- Poster
- Directed by: Dilip Kolhatkar
- Written by: Ashok Patole
- Produced by: Sachin Parekar Sanjay Parekar
- Starring: Ashok Saraf; Nishigandha Wad; Laxmikant Berde; Varsha Usgaonkar; Ravindra Berde; Nayana Apte Joshi; Shrikant Moghe;
- Cinematography: Debu Deodhar
- Edited by: Ashok Patwardhan
- Music by: Vishwas Patankar
- Production company: Amol Production
- Release date: 31 December 1990;
- Running time: 101 minutes
- Country: India
- Language: Marathi

= Shejari Shejari =

Shejari Shejari is a 1990 Indian Marathi-language comedy film directed by Dilip Kolhatkar and produced by Sachin Parekar and Sanjay Parekar under the production banner of Amol Production with the story and screenplay provided by Ashok Patole. The film stars Ashok Saraf, Laxmikant Berde, Nishigandha Wad, Varsha Usgaonkar in the lead roles and Ravindra Berde, Nayana Apte Joshi and Shrikant Moghe in supporting roles. The film was loosely based on the 1964 American film Good Neighbor Sam, and was remade in Hindi in 2005 as Ssukh. The film was also loosely inspired by the Marathi play Pati Sagle Uchapati which was based on the English play Right Bed Wrong Husband. The Marathi play was later adapted into the 2009 Hindi film All The Best: Fun Begins.

==Plot==
Shejari Shejari is a light, refreshing comedy picturing the invariable confusions and humorous situations that arise when people accidentally cross one another's path under assumed identities. Preeti (Varsha Usgaonkar) is wrongly under the impression that her photographer husband, Rajesh Deshpande (Laxmikant Berde), is having an extramarital affair with his clients, and this suspicion leads to both of them deciding to apply for a divorce. Preeti begins living separately opposite the bungalow of her childhood friend, Sushila (Nishigandha Wad), who is a housewife, and her husband, Keshav Kulkarni (Ashok Saraf), who works for an advertising company. Interestingly, Preeti comes across the revelation of her late grandfather having transferred her a substantial amount of ₹2.5 million from his will. However, there is a condition that she can avail of this inheritance only if she has a happy married life, otherwise the money would be passed on to her brother (Ravindra Berde) and sister-in-law (Nayana Apte Joshi).

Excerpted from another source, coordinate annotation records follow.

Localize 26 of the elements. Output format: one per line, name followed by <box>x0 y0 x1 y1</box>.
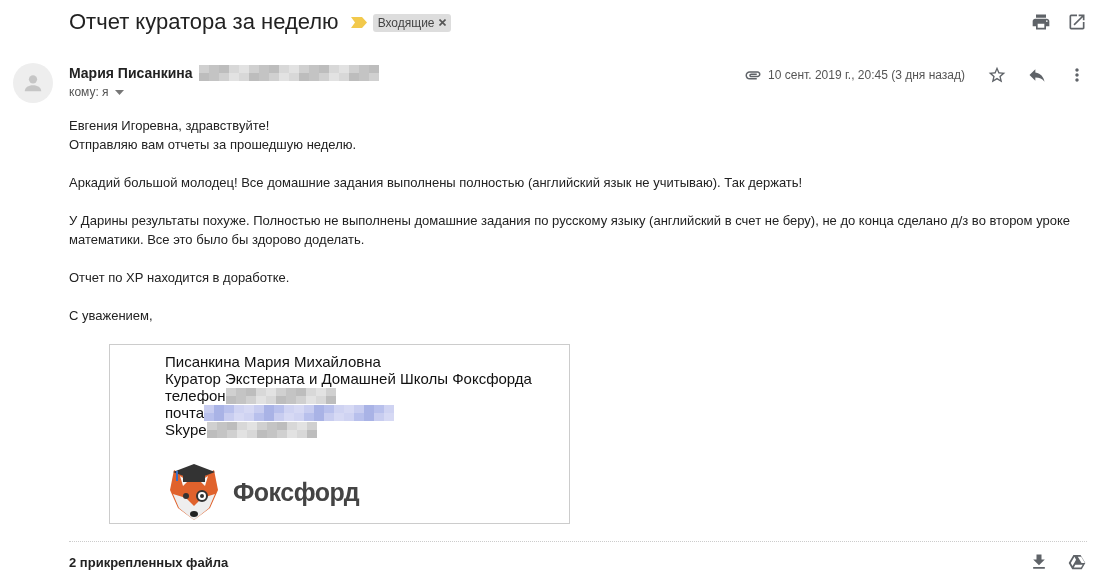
signature-text: телефон <box>165 387 226 404</box>
body-text: Отчет по ХР находится в доработке. <box>69 269 291 287</box>
body-text: Евгения Игоревна, здравствуйте! <box>69 117 271 135</box>
print-icon[interactable] <box>1031 12 1051 32</box>
star-icon[interactable] <box>987 65 1007 85</box>
sender-name: Мария Писанкина <box>69 65 193 81</box>
attachments-heading: 2 прикрепленных файла <box>69 554 230 570</box>
body-text: Аркадий большой молодец! Все домашние задания выполнены полностью (английский язык не учитываю). Так держать! <box>69 174 804 192</box>
body-text: С уважением, <box>69 307 154 325</box>
body-text: У Дарины результаты похуже. Полностью не выполнены домашние задания по русскому языку (английский в счет не беру), не до конца сделано д/з во втором уроке математики. Все это было бы здорово доделать. <box>69 212 1071 249</box>
email-date: 10 сент. 2019 г., 20:45 (3 дня назад) <box>768 68 965 82</box>
label-chip[interactable]: Входящие <box>372 13 451 32</box>
signature-text: Skype <box>165 421 207 438</box>
avatar-silhouette-icon <box>22 72 44 94</box>
logo-wordmark: Фоксфорд <box>233 477 360 507</box>
dropdown-caret-icon[interactable] <box>114 89 124 95</box>
signature-text: Куратор Экстерната и Домашней Школы Фоксфорда <box>165 370 532 387</box>
email-subject: Отчет куратора за неделю <box>69 9 339 35</box>
signature-text: почта <box>165 404 204 421</box>
importance-marker-icon[interactable] <box>350 16 367 28</box>
open-in-new-window-icon[interactable] <box>1067 12 1087 32</box>
recipient-label: кому: я <box>69 85 109 99</box>
close-icon[interactable] <box>438 19 446 26</box>
drive-icon[interactable] <box>1067 552 1087 572</box>
signature-text: Писанкина Мария Михайловна <box>165 353 381 370</box>
body-text: Отправляю вам отчеты за прошедшую неделю. <box>69 136 358 154</box>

Shortly, things take a turn when Preeti's brother and sister-in-law unexpectedly arrive to visit her, and Preeti is forced to introduce Keshav as her husband, Rajesh, so that she can accumulate the wealth of her grandfather. Despite the mix-up, Preeti's brother and sister-in-law remain suspicious and decide to hire a detective to uncover the truth about the apparent harmony in Preeti's married life. Simultaneously, Keshav's employer, Dongre (Shrikant Moghe), adds another layer of confusion by believing Preeti to be his wife and selecting both Keshav and Preeti as brand ambassadors for the product of one of his wealthy clients, Bhaiyyasaheb Dudhwale (Ravi Patwardhan). Dongre and Bhaiyyasaheb proceed to place hoardings of Keshav and Preeti together all over the city as part of the promotional campaign, creating a hilarious mix-up. In the midst of all this, Rajesh enters the scene, eager to mend his broken relationship with Preeti. However, he is forced to begin residing with Sushila, while Preeti resides with Keshav, both pretending to be happily married. The goal is to convince Preeti's brother and sister-in-law about the apparent harmony in her married life so that she can secure the significant wealth left behind by her grandfather. The story unfolds with humour, confusion and the complexity of relationships.

== Cast ==
- Ashok Saraf as Keshav Kulkarni
- Laxmikant Berde as Rajesh Deshpande
- Nishigandha Wad as Sushila Kulkarni
- Varsha Usgaonkar as Preeti Deshpande
- Ravindra Berde as Dada (Preeti's brother)
- Nayana Apte Joshi as Vahini (Preeti's sister-in-law)
- Shrikant Moghe as Mr. Dongre (Keshav's employer)
- Ravi Patwardhan as Bhaiyyasaheb Dudhwale (Mr. Dongre's client)
- Maya Gujjar as Aavdabai Dudhwale (Bhaiyyasaheb's wife)
- Sanjay Mone as Advocate Bokil (Rajesh and Preeti's divorce lawyer)
- Kishore Pradhan as Mr. Nadkarni (Keshav's colleague)
- Kishore Nandlaskar as Jipre (Mr. Dongre's employee)
- Jayant Savarkar as Judge

== Release ==

=== Theatrical ===
The film was theatrically released on 31 December 1990.

== Reception ==
The film received 4 rating out of 10 at Bollywood Hungama.